Thursday, March 7, 2013

Increasing Resource Productivity in Manufacturing: Where Are We Headed?

Rapid growth causes dramatic increases in demand of resources which makes it difficult to secure supplies. Commodity prices rise become volatile and manufacturer’s variable costs increase which inturn has an effect on their bottom-line. We live in times of scarce resources which has created huge challenges for manufacturing companies.  This scarcity has also created opportunities for companies to look at their supply chain.  According to McKinsey, manufacturers could reduce their energy consumption and material use by 30%. Companies could increase resource productivity to minimize costs and attain higher operational stability. Some companies are beginning to realize this and using new business models that enable better tracking and reuse of resources to extract the maximum value from them. “Material-and-information-flow” analysis and lean manufacturing are traditional approaches that are still paying their dividends. However, they do not completely address resource costs and energy constraints. There is an opportunity to adopt an approach that looks at the entire value chain, instead of just looking at individual units.
Of course, manufacturers will have to start by concentrating on their core competencies.

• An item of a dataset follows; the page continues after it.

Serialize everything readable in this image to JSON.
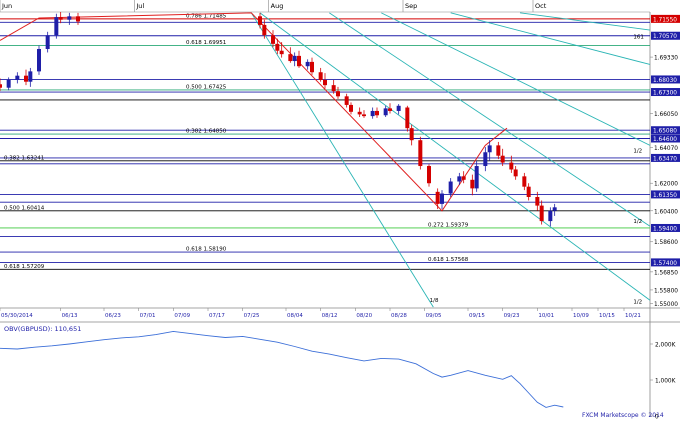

However, after that, companies must focus on four areas of industry: Product design, production, value recovery and “supply circle” management. By taking a larger view, companies will not only save on costs but also create value for their customers and benefit society.
Upstream manufacturers have to start with optimizing production by reducing material and energy consumption to raise resource productivity. A second priority would be to acquire waste materials for reuse. Downstream manufacturers need to focus on designing resource efficient products. This includes products that use less material and those that use less energy once they reach the consumer. A second priority for them could be minimizing the energy for manufacturing as this is comparatively low for downstream manufacturers. Waste management companies need to develop technologies that can help them extract high value materials from waste. The next step would be to help production companies with material sourcing.

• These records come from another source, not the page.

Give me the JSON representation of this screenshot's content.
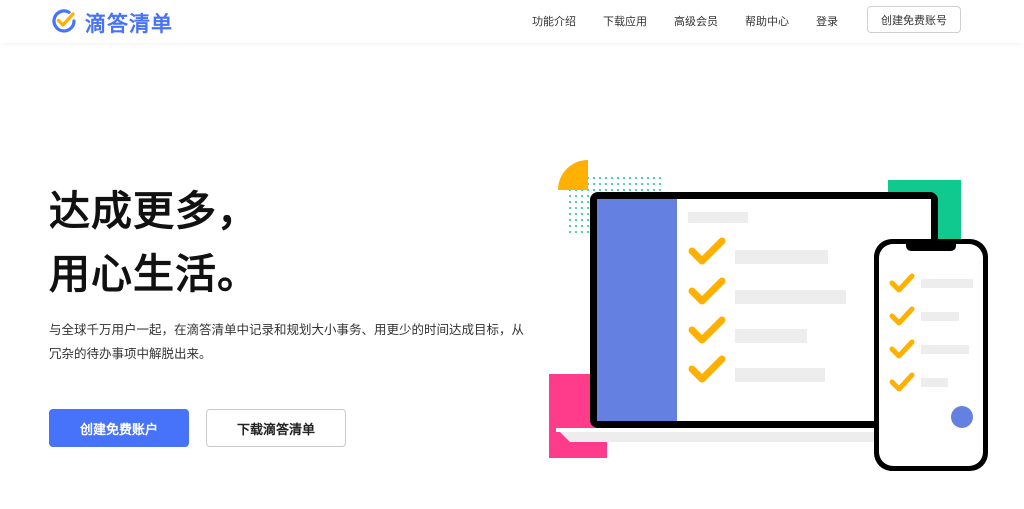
{
  "header": {
    "logo_text": "滴答清单",
    "nav": [
      {
        "label": "功能介绍"
      },
      {
        "label": "下载应用"
      },
      {
        "label": "高级会员"
      },
      {
        "label": "帮助中心"
      },
      {
        "label": "登录"
      }
    ],
    "signup_label": "创建免费账号"
  },
  "hero": {
    "title_line1": "达成更多，",
    "title_line2": "用心生活。",
    "description_line1": "与全球千万用户一起，在滴答清单中记录和规划大小事务、用更少的时间达成目标，从",
    "description_line2": "冗杂的待办事项中解脱出来。",
    "primary_button": "创建免费账户",
    "secondary_button": "下载滴答清单"
  },
  "colors": {
    "brand": "#4772fa",
    "laptop_sidebar": "#6481e1",
    "check": "#ffb000",
    "accent_green": "#10c98f",
    "accent_pink": "#ff3c8c",
    "accent_yellow": "#ffb000"
  },
  "icons": [
    "logo-check-icon",
    "checkmark-icon",
    "fab-circle-icon"
  ]
}
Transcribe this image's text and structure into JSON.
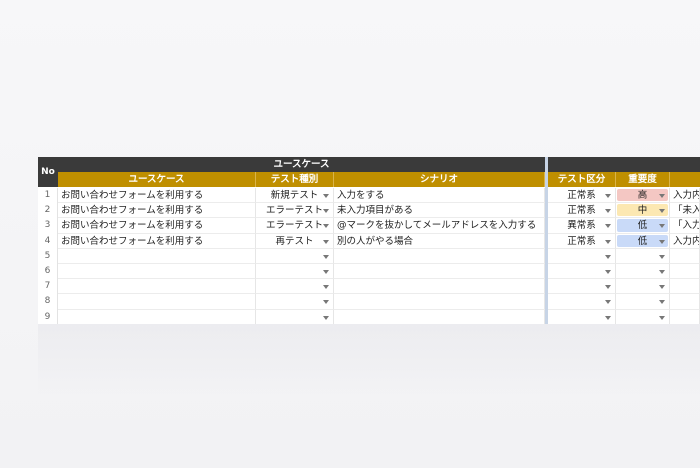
{
  "header": {
    "no": "No",
    "group_usecase": "ユースケース",
    "col_usecase": "ユースケース",
    "col_test_type": "テスト種別",
    "col_scenario": "シナリオ",
    "col_test_category": "テスト区分",
    "col_priority": "重要度"
  },
  "rows": [
    {
      "no": "1",
      "usecase": "お問い合わせフォームを利用する",
      "test_type": "新規テスト",
      "scenario": "入力をする",
      "category": "正常系",
      "priority": "高",
      "next": "入力内"
    },
    {
      "no": "2",
      "usecase": "お問い合わせフォームを利用する",
      "test_type": "エラーテスト",
      "scenario": "未入力項目がある",
      "category": "正常系",
      "priority": "中",
      "next": "「未入"
    },
    {
      "no": "3",
      "usecase": "お問い合わせフォームを利用する",
      "test_type": "エラーテスト",
      "scenario": "@マークを抜かしてメールアドレスを入力する",
      "category": "異常系",
      "priority": "低",
      "next": "「入力"
    },
    {
      "no": "4",
      "usecase": "お問い合わせフォームを利用する",
      "test_type": "再テスト",
      "scenario": "別の人がやる場合",
      "category": "正常系",
      "priority": "低",
      "next": "入力内"
    },
    {
      "no": "5",
      "usecase": "",
      "test_type": "",
      "scenario": "",
      "category": "",
      "priority": "",
      "next": ""
    },
    {
      "no": "6",
      "usecase": "",
      "test_type": "",
      "scenario": "",
      "category": "",
      "priority": "",
      "next": ""
    },
    {
      "no": "7",
      "usecase": "",
      "test_type": "",
      "scenario": "",
      "category": "",
      "priority": "",
      "next": ""
    },
    {
      "no": "8",
      "usecase": "",
      "test_type": "",
      "scenario": "",
      "category": "",
      "priority": "",
      "next": ""
    },
    {
      "no": "9",
      "usecase": "",
      "test_type": "",
      "scenario": "",
      "category": "",
      "priority": "",
      "next": ""
    }
  ],
  "colors": {
    "header_dark": "#3a3a3a",
    "header_gold": "#bf8f00",
    "priority_high": "#f4c7c3",
    "priority_mid": "#fce8b2",
    "priority_low": "#c9daf8"
  }
}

Companies need to start looking at activities like procuring, transport and waste disposal that they do not control in their facility. Manufacturers need to exert greater influence on these activities to improve the efficiency of their supply chain. After a finished product has served its utility, it can be looped back into the supply chain. In order to do this, companies to be able to better track their foot print. A foot print analysis will reveal hot-spots for improvement in both the company’s and the suppliers operations. For example, 30% of a beverage company’s carbon dioxide emissions come from the fertilizers that farmers use to grow the fruit used in the beverage. The company can work with farmers to reduce the use of fertilizers that will help them reduce their carbon foot print.

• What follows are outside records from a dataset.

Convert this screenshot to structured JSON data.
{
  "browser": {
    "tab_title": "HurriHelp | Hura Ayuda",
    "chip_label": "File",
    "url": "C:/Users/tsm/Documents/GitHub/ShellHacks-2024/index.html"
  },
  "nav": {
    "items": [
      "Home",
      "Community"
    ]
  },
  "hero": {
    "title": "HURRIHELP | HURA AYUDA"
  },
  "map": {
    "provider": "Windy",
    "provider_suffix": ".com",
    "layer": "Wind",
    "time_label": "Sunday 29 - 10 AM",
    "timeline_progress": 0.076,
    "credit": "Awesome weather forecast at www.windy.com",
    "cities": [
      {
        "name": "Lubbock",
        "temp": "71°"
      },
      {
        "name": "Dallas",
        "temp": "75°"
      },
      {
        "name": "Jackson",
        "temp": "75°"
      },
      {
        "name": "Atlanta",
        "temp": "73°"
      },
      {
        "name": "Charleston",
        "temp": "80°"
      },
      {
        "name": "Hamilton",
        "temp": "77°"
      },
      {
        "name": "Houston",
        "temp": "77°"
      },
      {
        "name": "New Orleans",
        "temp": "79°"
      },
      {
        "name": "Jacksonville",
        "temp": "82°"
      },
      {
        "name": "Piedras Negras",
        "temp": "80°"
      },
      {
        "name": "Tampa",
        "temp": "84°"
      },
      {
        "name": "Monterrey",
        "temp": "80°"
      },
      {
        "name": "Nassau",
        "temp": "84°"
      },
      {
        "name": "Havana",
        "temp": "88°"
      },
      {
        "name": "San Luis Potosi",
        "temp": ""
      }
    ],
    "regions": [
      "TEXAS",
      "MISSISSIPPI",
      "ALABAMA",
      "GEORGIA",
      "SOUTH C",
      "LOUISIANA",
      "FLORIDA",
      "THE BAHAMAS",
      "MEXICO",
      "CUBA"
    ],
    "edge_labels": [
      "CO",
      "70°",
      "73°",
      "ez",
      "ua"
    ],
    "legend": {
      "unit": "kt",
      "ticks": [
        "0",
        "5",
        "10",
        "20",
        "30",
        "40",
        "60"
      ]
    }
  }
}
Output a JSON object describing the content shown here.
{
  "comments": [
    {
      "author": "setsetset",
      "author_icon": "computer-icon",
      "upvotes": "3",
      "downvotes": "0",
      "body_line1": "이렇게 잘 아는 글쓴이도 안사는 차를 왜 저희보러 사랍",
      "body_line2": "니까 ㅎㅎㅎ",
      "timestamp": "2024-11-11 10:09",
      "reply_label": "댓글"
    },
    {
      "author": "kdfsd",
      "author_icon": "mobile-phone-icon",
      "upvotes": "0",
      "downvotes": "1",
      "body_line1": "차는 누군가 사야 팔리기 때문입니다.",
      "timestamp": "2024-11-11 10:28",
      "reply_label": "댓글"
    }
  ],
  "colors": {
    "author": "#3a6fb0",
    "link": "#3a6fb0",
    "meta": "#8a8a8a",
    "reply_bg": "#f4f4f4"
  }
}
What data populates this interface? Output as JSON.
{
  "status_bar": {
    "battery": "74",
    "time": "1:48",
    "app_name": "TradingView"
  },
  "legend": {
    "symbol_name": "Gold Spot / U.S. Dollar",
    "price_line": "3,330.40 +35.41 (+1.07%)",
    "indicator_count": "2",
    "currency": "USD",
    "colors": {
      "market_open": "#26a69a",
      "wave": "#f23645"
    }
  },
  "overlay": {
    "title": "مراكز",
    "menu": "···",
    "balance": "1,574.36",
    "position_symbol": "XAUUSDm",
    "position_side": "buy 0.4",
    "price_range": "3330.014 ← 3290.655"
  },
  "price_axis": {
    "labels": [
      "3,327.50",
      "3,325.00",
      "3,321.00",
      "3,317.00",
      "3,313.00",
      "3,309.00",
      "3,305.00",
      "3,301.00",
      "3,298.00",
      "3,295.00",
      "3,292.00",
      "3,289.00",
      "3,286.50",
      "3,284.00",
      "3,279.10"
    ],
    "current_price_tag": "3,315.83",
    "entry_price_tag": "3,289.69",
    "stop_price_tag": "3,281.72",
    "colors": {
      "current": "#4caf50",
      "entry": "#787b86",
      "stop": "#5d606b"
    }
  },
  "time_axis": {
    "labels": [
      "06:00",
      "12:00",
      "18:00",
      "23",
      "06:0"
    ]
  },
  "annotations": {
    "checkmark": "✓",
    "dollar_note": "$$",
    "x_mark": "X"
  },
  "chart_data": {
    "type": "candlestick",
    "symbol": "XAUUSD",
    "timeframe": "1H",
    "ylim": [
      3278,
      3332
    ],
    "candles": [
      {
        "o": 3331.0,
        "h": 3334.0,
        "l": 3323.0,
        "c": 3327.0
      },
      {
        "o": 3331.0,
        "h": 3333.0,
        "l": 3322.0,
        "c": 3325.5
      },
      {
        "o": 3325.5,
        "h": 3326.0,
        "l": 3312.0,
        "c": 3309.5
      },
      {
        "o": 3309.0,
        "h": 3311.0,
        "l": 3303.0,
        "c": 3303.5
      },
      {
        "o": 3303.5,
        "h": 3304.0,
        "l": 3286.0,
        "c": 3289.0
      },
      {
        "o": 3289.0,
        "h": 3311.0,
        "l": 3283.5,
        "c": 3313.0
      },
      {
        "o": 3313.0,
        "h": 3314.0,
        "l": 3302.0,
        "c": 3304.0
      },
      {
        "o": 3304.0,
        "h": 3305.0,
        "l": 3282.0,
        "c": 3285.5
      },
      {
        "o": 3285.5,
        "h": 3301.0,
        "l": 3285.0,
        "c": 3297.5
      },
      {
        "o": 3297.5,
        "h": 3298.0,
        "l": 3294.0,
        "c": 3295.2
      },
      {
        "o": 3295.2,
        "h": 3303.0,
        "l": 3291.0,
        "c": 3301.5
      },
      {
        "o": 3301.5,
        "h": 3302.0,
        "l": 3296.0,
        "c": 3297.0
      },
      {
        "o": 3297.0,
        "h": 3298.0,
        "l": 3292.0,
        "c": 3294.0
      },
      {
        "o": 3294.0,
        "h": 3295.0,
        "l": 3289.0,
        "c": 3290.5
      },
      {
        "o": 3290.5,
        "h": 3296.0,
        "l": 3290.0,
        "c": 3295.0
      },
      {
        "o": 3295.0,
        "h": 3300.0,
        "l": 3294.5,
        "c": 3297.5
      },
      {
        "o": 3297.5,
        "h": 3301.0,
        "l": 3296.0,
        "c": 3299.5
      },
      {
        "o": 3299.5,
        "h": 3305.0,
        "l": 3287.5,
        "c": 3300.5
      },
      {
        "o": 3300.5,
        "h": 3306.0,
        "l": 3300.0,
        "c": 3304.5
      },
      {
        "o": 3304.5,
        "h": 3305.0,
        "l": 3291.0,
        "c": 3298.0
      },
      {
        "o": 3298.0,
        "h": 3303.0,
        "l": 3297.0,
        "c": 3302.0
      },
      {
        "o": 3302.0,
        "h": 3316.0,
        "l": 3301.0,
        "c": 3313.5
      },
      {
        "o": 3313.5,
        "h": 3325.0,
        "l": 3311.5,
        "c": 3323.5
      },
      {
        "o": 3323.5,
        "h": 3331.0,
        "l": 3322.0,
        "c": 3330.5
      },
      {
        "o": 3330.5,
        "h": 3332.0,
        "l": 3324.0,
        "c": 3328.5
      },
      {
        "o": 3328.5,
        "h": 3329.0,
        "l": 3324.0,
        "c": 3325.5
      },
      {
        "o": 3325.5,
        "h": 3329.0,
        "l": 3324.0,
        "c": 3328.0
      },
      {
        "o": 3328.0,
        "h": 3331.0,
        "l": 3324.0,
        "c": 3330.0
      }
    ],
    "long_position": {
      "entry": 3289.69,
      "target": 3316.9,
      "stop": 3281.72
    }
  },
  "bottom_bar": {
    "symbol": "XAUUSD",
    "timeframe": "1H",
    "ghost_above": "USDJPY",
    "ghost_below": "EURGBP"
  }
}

In this world of resource constrains, companies will have to make new business models for better resource utilization. For example products can be leased instead of owned where in the product is returned after its utility is over. Value lies in the hands of the resource owners. With increasing price volatility and greater risks, manufacturers have been given an opportunity to improve their supply chains. If successful, they will bring stability to their supplies and manage costs.

Can you name any products that you have read about that are considerate of their foot print and have successfully managed their supply chain to do so? Look at a company that you would like to work in and determine if there is any value in going up or down the supply chain. What tools could companies use to track their supplies and get a bigger picture for better resource productivity?